Unterstützung von allen Seiten

Die Projektleiterin verweist dabei auch auf die Unterstützung, die ihr regional von allen Seiten gegeben wurde. Nicht zuletzt der Bürgermeister von Guben, die CIT GmbH, Wirtschaftsförderung des Landkreises, machten Wege frei, wo nötig. Aber auch alle Landbesitzer, inklusive die LEAG mit ihren Tagebauen, genehmigten einen Flugkorridor über ihre Areale. Denn auch das ist Bestandteil der Gesetzgebung.

 

Wirtschaftlicher Regelbetrieb nur gemeinsam

Was die Wirtschaftlichkeitsbetrachtung dieser Alternative zu herkömmlichen Transporten von medizinischen Proben betrifft, ist dem Initiator Naemi Wilke-Stift bewusst, dass das nur gemeinsam mit anderen Bedarfsträgern funktionieren kann. Denn neben dem Wilke-Stift müssen auch diverse Arzt-Praxen Proben in das Cottbuser Groß-Labor transportieren. »Wirtschaftlich wird die Drohnen-Variante sicher nur gemeinsam«, meint Projektleiterin Ermisch. Doch das sind die Geburtswehen jeglicher Innovation. In Guben scheinen die Chancen dabei größer als anderswo. Schließlich sei es auch sinnvoll, grenzüberschreitend zu denken, so Andreas Mogwitz, Verwaltungsdirektor des Wilke-Stifts. Zu Zeiten der Corona-Epidemie hätte das schon notgedrungen funktioniert, jetzt könne man planvoller rangehen.

 

Pioniergeist der Lausitz

Gut zu wissen, dass dieses Pilotprojekt nicht nur auf die medizinische Branche begrenzt ist. »Das Drohnentaxi wird, ausgereift, Möglichkeiten für diverse Unternehmen am Standort und darüber hinaus eröffnen«, ist sich Gubens Bürgermeister Fred Mahro sicher.

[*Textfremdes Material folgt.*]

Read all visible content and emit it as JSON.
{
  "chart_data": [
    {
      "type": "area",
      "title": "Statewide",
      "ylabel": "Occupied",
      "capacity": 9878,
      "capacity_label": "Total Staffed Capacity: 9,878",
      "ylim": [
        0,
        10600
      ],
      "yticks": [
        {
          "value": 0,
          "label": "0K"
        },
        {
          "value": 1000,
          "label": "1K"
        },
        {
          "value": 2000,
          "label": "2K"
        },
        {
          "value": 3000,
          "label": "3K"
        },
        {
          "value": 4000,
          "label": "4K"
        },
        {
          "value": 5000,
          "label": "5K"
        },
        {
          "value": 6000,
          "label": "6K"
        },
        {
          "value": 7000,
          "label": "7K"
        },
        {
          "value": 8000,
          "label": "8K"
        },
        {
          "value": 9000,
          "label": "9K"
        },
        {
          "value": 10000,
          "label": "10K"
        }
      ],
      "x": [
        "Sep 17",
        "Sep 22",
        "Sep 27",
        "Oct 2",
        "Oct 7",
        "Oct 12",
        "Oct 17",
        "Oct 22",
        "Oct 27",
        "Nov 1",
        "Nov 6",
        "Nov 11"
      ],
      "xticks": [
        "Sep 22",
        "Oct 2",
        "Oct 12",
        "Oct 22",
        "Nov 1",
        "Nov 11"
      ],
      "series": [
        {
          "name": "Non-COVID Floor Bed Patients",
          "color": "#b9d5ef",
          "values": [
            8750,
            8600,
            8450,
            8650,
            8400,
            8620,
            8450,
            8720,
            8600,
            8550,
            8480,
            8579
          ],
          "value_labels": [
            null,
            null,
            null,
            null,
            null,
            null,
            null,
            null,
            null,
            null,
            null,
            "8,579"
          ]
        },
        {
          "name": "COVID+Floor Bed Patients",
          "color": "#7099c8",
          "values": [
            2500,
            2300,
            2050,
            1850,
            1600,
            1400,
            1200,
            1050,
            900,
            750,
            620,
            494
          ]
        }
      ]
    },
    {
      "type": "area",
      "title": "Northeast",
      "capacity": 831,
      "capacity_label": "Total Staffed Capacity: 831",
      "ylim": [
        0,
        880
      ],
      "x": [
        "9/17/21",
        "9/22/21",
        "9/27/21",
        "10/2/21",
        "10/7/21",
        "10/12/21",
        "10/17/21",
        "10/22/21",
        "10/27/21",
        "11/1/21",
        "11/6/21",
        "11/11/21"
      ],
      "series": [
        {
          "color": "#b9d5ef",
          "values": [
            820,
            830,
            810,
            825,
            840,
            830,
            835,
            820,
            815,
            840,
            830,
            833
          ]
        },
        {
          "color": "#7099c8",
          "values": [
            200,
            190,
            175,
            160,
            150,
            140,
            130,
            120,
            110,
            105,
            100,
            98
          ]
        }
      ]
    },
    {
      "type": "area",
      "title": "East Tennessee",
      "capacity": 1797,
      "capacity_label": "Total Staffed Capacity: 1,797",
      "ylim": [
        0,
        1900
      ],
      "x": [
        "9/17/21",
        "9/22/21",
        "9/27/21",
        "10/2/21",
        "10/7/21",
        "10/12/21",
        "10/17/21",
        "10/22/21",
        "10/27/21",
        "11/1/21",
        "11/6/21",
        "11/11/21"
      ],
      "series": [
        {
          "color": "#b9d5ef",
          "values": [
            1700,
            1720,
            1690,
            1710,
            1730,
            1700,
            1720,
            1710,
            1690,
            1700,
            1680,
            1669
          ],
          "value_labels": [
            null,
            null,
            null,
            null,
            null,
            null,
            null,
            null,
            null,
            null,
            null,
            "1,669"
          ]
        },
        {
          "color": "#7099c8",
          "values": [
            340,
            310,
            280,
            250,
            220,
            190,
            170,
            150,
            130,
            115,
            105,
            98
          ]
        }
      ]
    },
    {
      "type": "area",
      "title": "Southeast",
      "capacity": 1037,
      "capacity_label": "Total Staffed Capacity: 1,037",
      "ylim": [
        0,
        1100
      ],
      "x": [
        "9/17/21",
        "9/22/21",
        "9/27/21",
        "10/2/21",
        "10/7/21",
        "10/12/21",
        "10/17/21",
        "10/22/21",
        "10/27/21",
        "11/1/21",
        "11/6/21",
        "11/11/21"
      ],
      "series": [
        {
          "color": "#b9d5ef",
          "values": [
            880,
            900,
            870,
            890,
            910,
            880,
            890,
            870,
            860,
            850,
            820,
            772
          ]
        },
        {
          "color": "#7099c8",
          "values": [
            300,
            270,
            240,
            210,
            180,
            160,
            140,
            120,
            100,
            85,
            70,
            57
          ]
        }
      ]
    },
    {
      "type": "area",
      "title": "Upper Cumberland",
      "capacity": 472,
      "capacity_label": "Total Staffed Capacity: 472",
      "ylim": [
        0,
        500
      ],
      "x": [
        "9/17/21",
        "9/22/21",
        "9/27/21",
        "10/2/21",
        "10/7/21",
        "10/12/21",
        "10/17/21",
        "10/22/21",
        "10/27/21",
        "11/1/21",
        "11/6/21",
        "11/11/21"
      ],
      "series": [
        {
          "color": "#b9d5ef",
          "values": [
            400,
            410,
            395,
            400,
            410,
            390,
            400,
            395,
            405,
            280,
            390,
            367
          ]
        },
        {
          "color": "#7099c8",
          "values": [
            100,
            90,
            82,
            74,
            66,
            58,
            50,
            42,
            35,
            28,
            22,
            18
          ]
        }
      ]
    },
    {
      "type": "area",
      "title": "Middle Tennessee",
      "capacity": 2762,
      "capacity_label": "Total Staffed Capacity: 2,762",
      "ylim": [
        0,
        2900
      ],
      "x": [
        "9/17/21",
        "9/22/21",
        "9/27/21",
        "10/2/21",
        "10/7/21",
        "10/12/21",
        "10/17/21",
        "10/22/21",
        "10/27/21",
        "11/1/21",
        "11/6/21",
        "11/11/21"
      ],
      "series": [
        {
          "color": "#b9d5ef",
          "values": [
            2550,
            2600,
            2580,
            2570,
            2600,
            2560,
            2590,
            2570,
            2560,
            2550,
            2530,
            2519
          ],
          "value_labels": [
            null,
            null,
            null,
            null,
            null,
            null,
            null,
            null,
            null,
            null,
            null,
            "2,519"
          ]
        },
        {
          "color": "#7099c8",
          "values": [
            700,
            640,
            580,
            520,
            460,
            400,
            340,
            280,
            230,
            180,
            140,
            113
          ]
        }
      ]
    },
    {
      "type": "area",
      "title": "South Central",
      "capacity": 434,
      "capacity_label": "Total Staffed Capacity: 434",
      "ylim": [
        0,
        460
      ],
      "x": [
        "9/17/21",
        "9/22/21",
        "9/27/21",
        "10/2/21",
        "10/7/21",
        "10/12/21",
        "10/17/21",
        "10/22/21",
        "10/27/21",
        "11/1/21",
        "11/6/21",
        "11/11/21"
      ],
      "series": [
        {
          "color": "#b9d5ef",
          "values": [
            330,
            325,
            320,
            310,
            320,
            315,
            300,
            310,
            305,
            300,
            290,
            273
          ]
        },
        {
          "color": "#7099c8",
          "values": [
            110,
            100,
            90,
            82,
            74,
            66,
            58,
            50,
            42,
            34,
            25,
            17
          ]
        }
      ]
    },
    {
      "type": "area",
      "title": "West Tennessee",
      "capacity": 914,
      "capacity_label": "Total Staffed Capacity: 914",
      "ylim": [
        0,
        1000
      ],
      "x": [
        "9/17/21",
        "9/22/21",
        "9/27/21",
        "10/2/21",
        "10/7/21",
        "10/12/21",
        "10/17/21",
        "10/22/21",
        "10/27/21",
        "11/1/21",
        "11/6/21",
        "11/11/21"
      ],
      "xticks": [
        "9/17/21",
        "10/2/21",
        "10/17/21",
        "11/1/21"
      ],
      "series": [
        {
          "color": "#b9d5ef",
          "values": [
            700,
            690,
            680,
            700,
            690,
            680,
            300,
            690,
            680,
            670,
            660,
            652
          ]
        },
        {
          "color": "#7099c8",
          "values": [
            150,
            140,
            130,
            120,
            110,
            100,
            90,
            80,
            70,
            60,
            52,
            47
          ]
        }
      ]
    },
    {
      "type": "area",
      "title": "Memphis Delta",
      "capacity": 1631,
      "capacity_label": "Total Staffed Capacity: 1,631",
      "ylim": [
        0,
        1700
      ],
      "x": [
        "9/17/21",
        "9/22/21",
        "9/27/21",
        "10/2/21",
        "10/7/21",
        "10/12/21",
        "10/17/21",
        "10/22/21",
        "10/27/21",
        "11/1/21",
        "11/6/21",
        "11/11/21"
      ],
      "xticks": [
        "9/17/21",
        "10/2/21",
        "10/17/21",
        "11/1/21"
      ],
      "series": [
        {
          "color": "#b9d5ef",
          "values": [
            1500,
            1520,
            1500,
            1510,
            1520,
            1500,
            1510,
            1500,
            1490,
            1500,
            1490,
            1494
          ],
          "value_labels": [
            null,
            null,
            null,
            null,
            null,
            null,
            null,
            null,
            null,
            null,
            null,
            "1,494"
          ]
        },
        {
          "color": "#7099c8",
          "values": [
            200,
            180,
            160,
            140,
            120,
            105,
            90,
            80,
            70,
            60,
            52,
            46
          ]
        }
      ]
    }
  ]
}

Das kann Tobias Schwieg nur bestätigen. Denn schließlich treibt der Geschäftsführer der Flugplatzgesellschaft Cottbus-Neuhausen mbH seit Jahren die Erprobung des praktischen Einsatzes von Drohnen für die regionale Wirtschaft voran. Dazu gehören u.a. eine Drohnenschule und die Entwicklung des bundesweit noch nicht existenten, aber dringend notwendigen Berufsbildes Mechatroniker für unbemannte Luftfahrt.

Mit dem Testflug einer Fracht-Drohne über eine Langstrecke vereinigt sich ein weiteres Mal der Pioniergeist einer Region im Umbruch - der Lausitz.